According to McKinsey, supply chain disruptions that last longer than a month now occur on average every 3.7 years, and such disruptions can cost businesses up to 45% of a year's profit over the course of a decade. The average global cost of a data breach has increased, too, by 10% to about $4.88 million per incident in 2024, with costs continuing to rise into 2025.

Due to the interconnectedness of systems, micro-failures can ripple through a system creating an entry point for larger systemic breakdowns. In the UK, a spate of ransomware attacks in 2025 on third-party suppliers led to major impacts on payments, online orders and food supply, and in one case, cost $40 million in losses per week for approximately 46 days.

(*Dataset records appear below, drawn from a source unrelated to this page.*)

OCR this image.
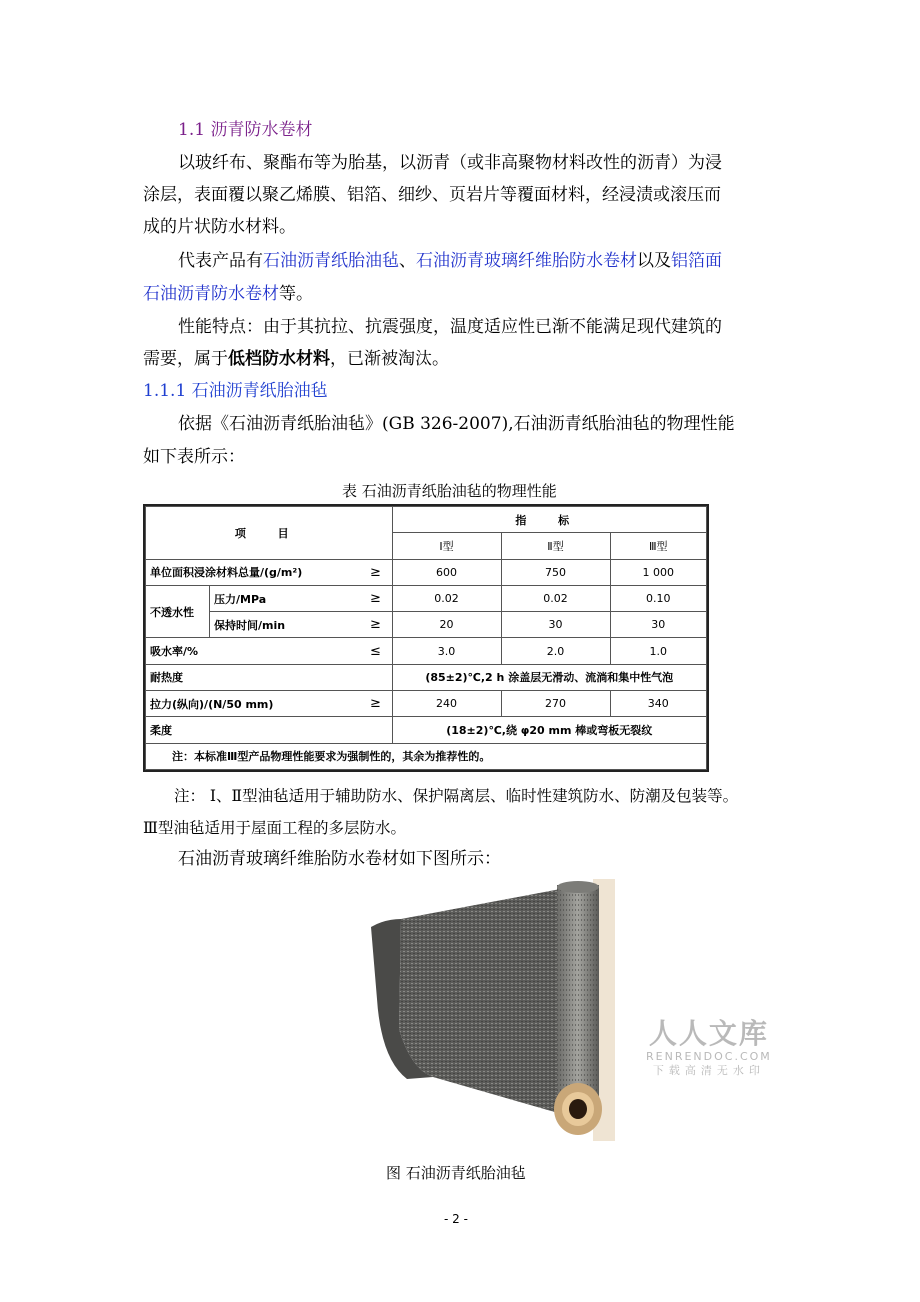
1.1 沥青防水卷材
以玻纤布、聚酯布等为胎基，以沥青（或非高聚物材料改性的沥青）为浸
涂层，表面覆以聚乙烯膜、铝箔、细纱、页岩片等覆面材料，经浸渍或滚压而
成的片状防水材料。
代表产品有石油沥青纸胎油毡、石油沥青玻璃纤维胎防水卷材以及铝箔面
石油沥青防水卷材等。
性能特点：由于其抗拉、抗震强度，温度适应性已渐不能满足现代建筑的
需要，属于低档防水材料，已渐被淘汰。
1.1.1 石油沥青纸胎油毡
依据《石油沥青纸胎油毡》(GB 326-2007),石油沥青纸胎油毡的物理性能
如下表所示：
表 石油沥青纸胎油毡的物理性能
项 目			指 标		
			Ⅰ型	Ⅱ型	Ⅲ型
单位面积浸涂材料总量/(g/m²)		≥	600	750	1 000
不透水性	压力/MPa	≥	0.02	0.02	0.10
	保持时间/min	≥	20	30	30
吸水率/%		≤	3.0	2.0	1.0
耐热度			(85±2)℃,2 h 涂盖层无滑动、流淌和集中性气泡		
拉力(纵向)/(N/50 mm)		≥	240	270	340
柔度			(18±2)℃,绕 φ20 mm 棒或弯板无裂纹		
注：本标准Ⅲ型产品物理性能要求为强制性的，其余为推荐性的。					
注： Ⅰ、Ⅱ型油毡适用于辅助防水、保护隔离层、临时性建筑防水、防潮及包装等。
Ⅲ型油毡适用于屋面工程的多层防水。
石油沥青玻璃纤维胎防水卷材如下图所示：
人人文库
RENRENDOC.COM
下载高清无水印
图 石油沥青纸胎油毡
- 2 -
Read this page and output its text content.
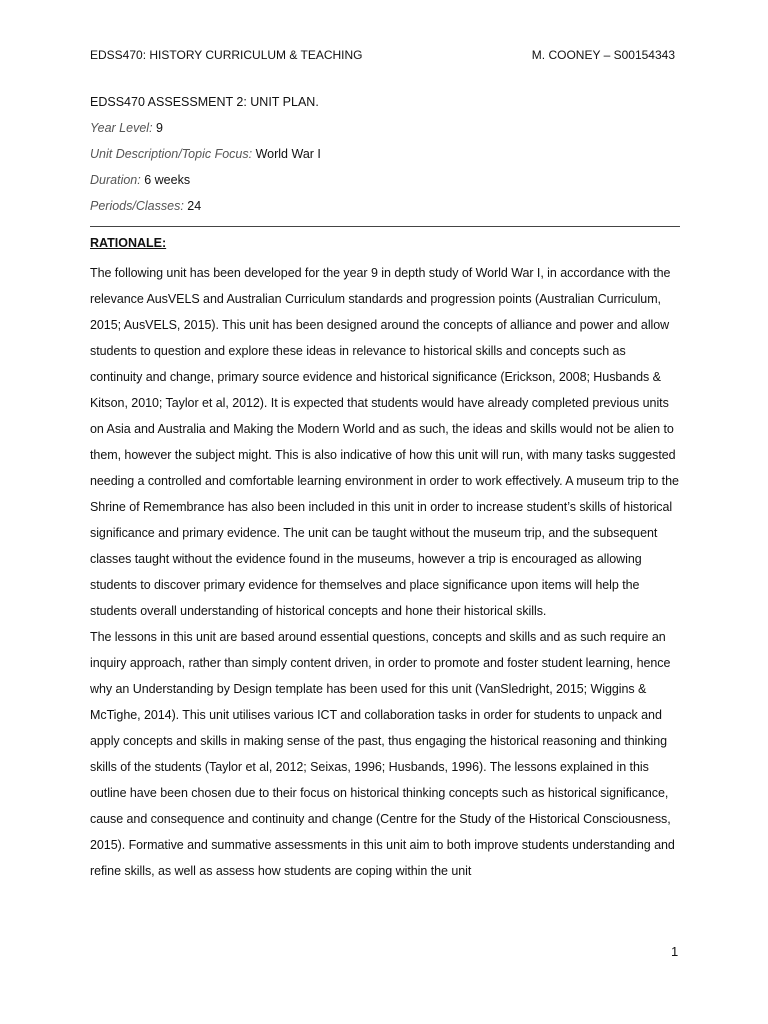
EDSS470: HISTORY CURRICULUM & TEACHING	M. COONEY – S00154343
EDSS470 ASSESSMENT 2: UNIT PLAN.
Year Level: 9
Unit Description/Topic Focus: World War I
Duration: 6 weeks
Periods/Classes: 24
RATIONALE:

The following unit has been developed for the year 9 in depth study of World War I, in accordance with the relevance AusVELS and Australian Curriculum standards and progression points (Australian Curriculum, 2015; AusVELS, 2015). This unit has been designed around the concepts of alliance and power and allow students to question and explore these ideas in relevance to historical skills and concepts such as continuity and change, primary source evidence and historical significance (Erickson, 2008; Husbands & Kitson, 2010; Taylor et al, 2012). It is expected that students would have already completed previous units on Asia and Australia and Making the Modern World and as such, the ideas and skills would not be alien to them, however the subject might. This is also indicative of how this unit will run, with many tasks suggested needing a controlled and comfortable learning environment in order to work effectively. A museum trip to the Shrine of Remembrance has also been included in this unit in order to increase student’s skills of historical significance and primary evidence. The unit can be taught without the museum trip, and the subsequent classes taught without the evidence found in the museums, however a trip is encouraged as allowing students to discover primary evidence for themselves and place significance upon items will help the students overall understanding of historical concepts and hone their historical skills.

The lessons in this unit are based around essential questions, concepts and skills and as such require an inquiry approach, rather than simply content driven, in order to promote and foster student learning, hence why an Understanding by Design template has been used for this unit (VanSledright, 2015; Wiggins & McTighe, 2014). This unit utilises various ICT and collaboration tasks in order for students to unpack and apply concepts and skills in making sense of the past, thus engaging the historical reasoning and thinking skills of the students (Taylor et al, 2012; Seixas, 1996; Husbands, 1996). The lessons explained in this outline have been chosen due to their focus on historical thinking concepts such as historical significance, cause and consequence and continuity and change (Centre for the Study of the Historical Consciousness, 2015). Formative and summative assessments in this unit aim to both improve students understanding and refine skills, as well as assess how students are coping within the unit

1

Small failures escalate because of two things: interdependency and a lack of visibility. When businesses can’t see small issues forming, or react when they do, all hell breaks loose.

Seeing the whole board

In the board game Cluedo, the object is to determine who committed the crime, where it happened, and with what weapon. In 2025, for businesses, the strikes come from all sides, in every room. Better to pull the desk lamp over the board, illuminate the action, and play dungeon master through smart technologies than to be accosted in the dark.

With business failure rates rising, and the looming dual threats of AI and the energy transition, the case for smart, connected infrastructure has never been stronger. Economic instability, fragmented supply chains, rising energy costs, and talent shortages are no longer temporary headwinds — they are the new operating environment.

Thriving in this landscape requires stripping back, building resilience, and transforming into a well-oiled machine, with visibility across every room, every tool, and every move.